I suppose this thing happens once
a literary reputation gets established where you write to an audience instead
of to yourself, or to teachers and mentors, or some phantasmagorical crowd of future
fans, abstract posterity, or at best to a patient and select group of friends.
I wouldn’t know. And let’s face it, when it comes to establishing a reputation,
who you know is important as how talented you are. You need both. B.’s circle
of friends and acquaintances included nearly all of the subsequently anthologized
mid-century poets. He met them at readings and conferences, through his
visiting professorships, and all these social engagements opened further opportunities
for sharing ideas, networking, and more than a little serious hard-core
drinking. Talent is only one half of the ticket in. Once you’re in, you don’t
even have to behave yourself. I read that one famous writer punched B. in the
mouth because B. ran his hand up the guy’s wife’s skirt. She was just so hot, I
guess, he couldn’t stop himself. But the point is, the groping, getting socked
in the mouth, it’s all in good fun once you’re in. What did she think? Jerk, I
expect, or, boys will be boys, maybe. She might have just thought it was funny.
An interesting circumstance
arises in this poem, because the Pulitzer winner, the poet who has been granted
entrance to the select circle of literary renown, observes a talented poet not
yet of the elect, and even more baffling, doesn’t seem to care. She works in a
bakery, minds her own business, writes poems that flash, gets rejected
constantly, and if or when she does see some success, she’ll probably remain
indifferent. “Her indifference / to the fate of her manuscripts / (which flash)
to a old hand is truly somefing.”
“Somefing,” huh? There’s somefing to unpack here. On one hand, there’s
a pretty strong implication that publicity, fame, reputation, public career,
these are the drivers at this point for the poet. He’s actually being pretty
frank about that in this poem. Supposedly, the root inspiration for Berryman’s
art was to somehow compensate for the emotional wounding he received as a boy,
but the compensation didn’t come from expression or art-making per se, like
with Emily Dickinson. She may have had posterity in mind when she bundled her
poems and tucked them in a dresser drawer before she died, but it’s also clear
she benefitted from the making of her poems for their own sake. There’s no
reason to think B. was never at all
motivated by the satisfaction of making something, like a boy building model
airplanes, but he’s also suggesting that on its own would not have been enough.
The psychological compensation of poetry making for him came through achieving fame
and publicity. Publicity, leading to a satisfying egoistic puffery, starts to
become the point. B. had people lining up to tell him Dream Songs were the best
poetry being written at the time, brilliant, genius, etc. etc., and sure, maintaining
that stream of accolades would have to become a motivation. It probably even takes
over as far as creative motivation. (Again—conjecture. How the hell would I know?)

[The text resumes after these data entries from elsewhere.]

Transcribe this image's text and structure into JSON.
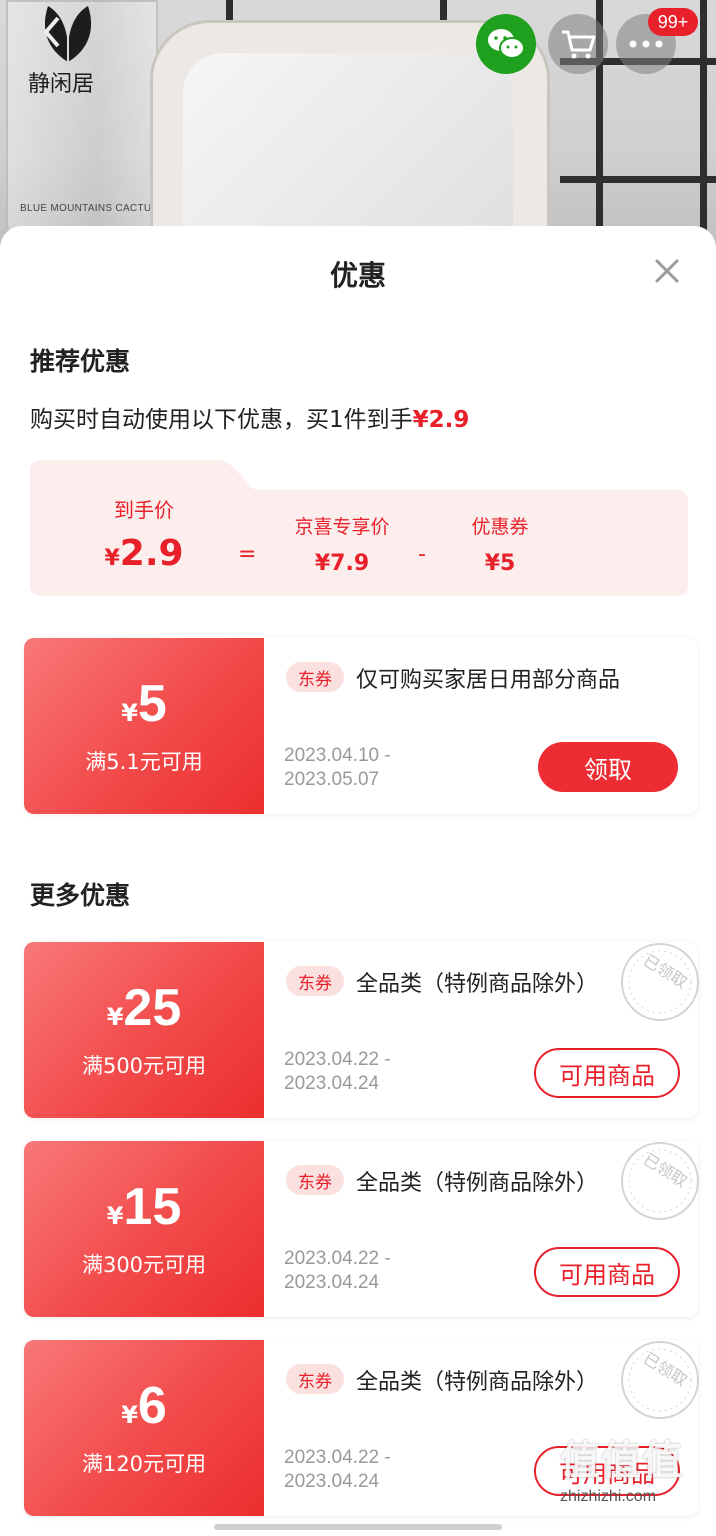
{
  "header": {
    "brand_name": "静闲居",
    "jar_label": "BLUE MOUNTAINS CACTUS",
    "message_badge": "99+"
  },
  "sheet": {
    "title": "优惠"
  },
  "recommended": {
    "section_title": "推荐优惠",
    "desc_prefix": "购买时自动使用以下优惠，买1件到手",
    "desc_price": "¥2.9",
    "breakdown": {
      "final_label": "到手价",
      "final_yen": "¥",
      "final_value": "2.9",
      "equals": "=",
      "exclusive_label": "京喜专享价",
      "exclusive_value": "¥7.9",
      "minus": "-",
      "coupon_label": "优惠券",
      "coupon_value": "¥5"
    },
    "coupon": {
      "yen": "¥",
      "amount": "5",
      "threshold": "满5.1元可用",
      "tag": "东券",
      "scope": "仅可购买家居日用部分商品",
      "date_start": "2023.04.10  -",
      "date_end": "2023.05.07",
      "button": "领取"
    }
  },
  "more": {
    "section_title": "更多优惠",
    "stamp": "已领取",
    "coupons": [
      {
        "yen": "¥",
        "amount": "25",
        "threshold": "满500元可用",
        "tag": "东券",
        "scope": "全品类（特例商品除外）",
        "date_start": "2023.04.22  -",
        "date_end": "2023.04.24",
        "button": "可用商品"
      },
      {
        "yen": "¥",
        "amount": "15",
        "threshold": "满300元可用",
        "tag": "东券",
        "scope": "全品类（特例商品除外）",
        "date_start": "2023.04.22  -",
        "date_end": "2023.04.24",
        "button": "可用商品"
      },
      {
        "yen": "¥",
        "amount": "6",
        "threshold": "满120元可用",
        "tag": "东券",
        "scope": "全品类（特例商品除外）",
        "date_start": "2023.04.22  -",
        "date_end": "2023.04.24",
        "button": "可用商品"
      }
    ]
  },
  "watermark": {
    "big": "值值值",
    "small": "zhizhizhi.com"
  },
  "colors": {
    "accent": "#e8202a",
    "coupon_gradient_start": "#f97878",
    "coupon_gradient_end": "#ec2e2e",
    "panel_bg": "#fdeeee",
    "wechat": "#1fa01f"
  }
}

But he also admits all through The Dream
Songs that he’s aware of the hollowness of this kind of business. Maybe he
really is aware of the hollowness, or maybe it’s a pose. It could be both. So,
about the baby talk. The baby-talk BS of “somefing”, probably dropped in the poem
out of little more than habit, functions as a way of the narrative voice cutting
itself down to size. The baby talk, and the weird and buffoonish blackface
stuff, which I figure is calculated to
cross the line of racial propriety, the sexual exhibitionism, it all is embarrassing
on purpose. Perhaps as nothing more than a way to undercut the swollen,
egoistic persona, but I also do tend to think it’s just as well about feeding
that persona, inflating it further. It’s all received as so honest, so
artistically confessional, right? How brave. Maybe. And maybe it’s all a great ambitious
psychological Ponzi scheme. When it inevitably collapsed, then the game was up:
Suicide, the great double-down. And who can argue
with that? It’s a payment in pure solid gold, the interest from which supports
a reputation into posterity. Or at least that’s the gamble.
There is genuine value and satisfaction
in the earnest act of making—model airplanes, quilts, tree houses, literature,
all of it. It has to be what matters first. A real poet will—astonishingly
enough—sell bread in a bakery. Or teach English. B. says he figuratively “knelt”
before that. Perhaps such a gesture was the real measure and illustration of
how far fame had pushed him from the unsullied example she was living?